Manchild in the Promised Land by Claude Brown

Brown charts his flight from family conflict to the relative emotional security of life on the street with his friends. Several story lines underlie the many specific and sometimes seemingly random episodes in the narrative. As Manchild unfolds, Brown's sociological analysis becomes more apparent and his political consciousness emerges as he places his own life, and Harlem more generally, within the broader context of American racial and economic patterns.
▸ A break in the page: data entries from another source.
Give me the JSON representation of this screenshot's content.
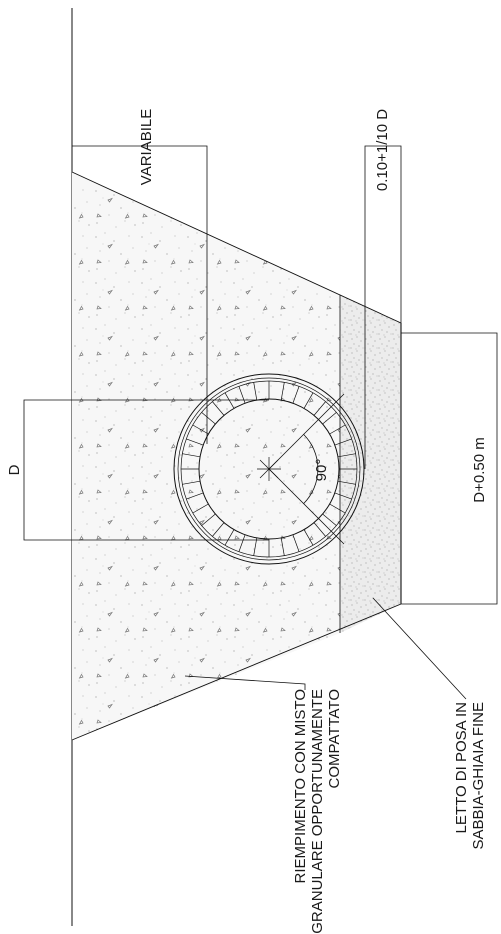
{
  "drawing": {
    "labels": {
      "variabile": "VARIABILE",
      "bedding_depth": "0.10+1/10 D",
      "pipe_diameter": "D",
      "angle": "90°",
      "trench_width": "D+0.50 m",
      "backfill_line1": "RIEMPIMENTO CON MISTO",
      "backfill_line2": "GRANULARE OPPORTUNAMENTE",
      "backfill_line3": "COMPATTATO",
      "bedding_line1": "LETTO DI POSA IN",
      "bedding_line2": "SABBIA-GHIAIA FINE"
    },
    "colors": {
      "line": "#111111",
      "backfill_fill": "#f7f7f7",
      "bedding_fill": "#ececec",
      "speckle": "#8a8a8a"
    }
  }
}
More specifically, Brown portrays the generational conflict that resulted when parents tried to impose rural ways of survival on their children, who struggled with the “new ways” of the urban street. His autobiography explores this question, documenting his childhood in Harlem during the 1940s and 1950s, with a broader focus on an entire generation, the children of southern-born African Americans who had moved north after the depression.

Manchild in the Promised Land by Claude Brown Manchild in the Promised Land by Claude Brown

“Where does one run to when he's already in the promised land?” Claude Brown opens Manchild in the Promised Land (1965) with a political challenge framed as religious metaphor.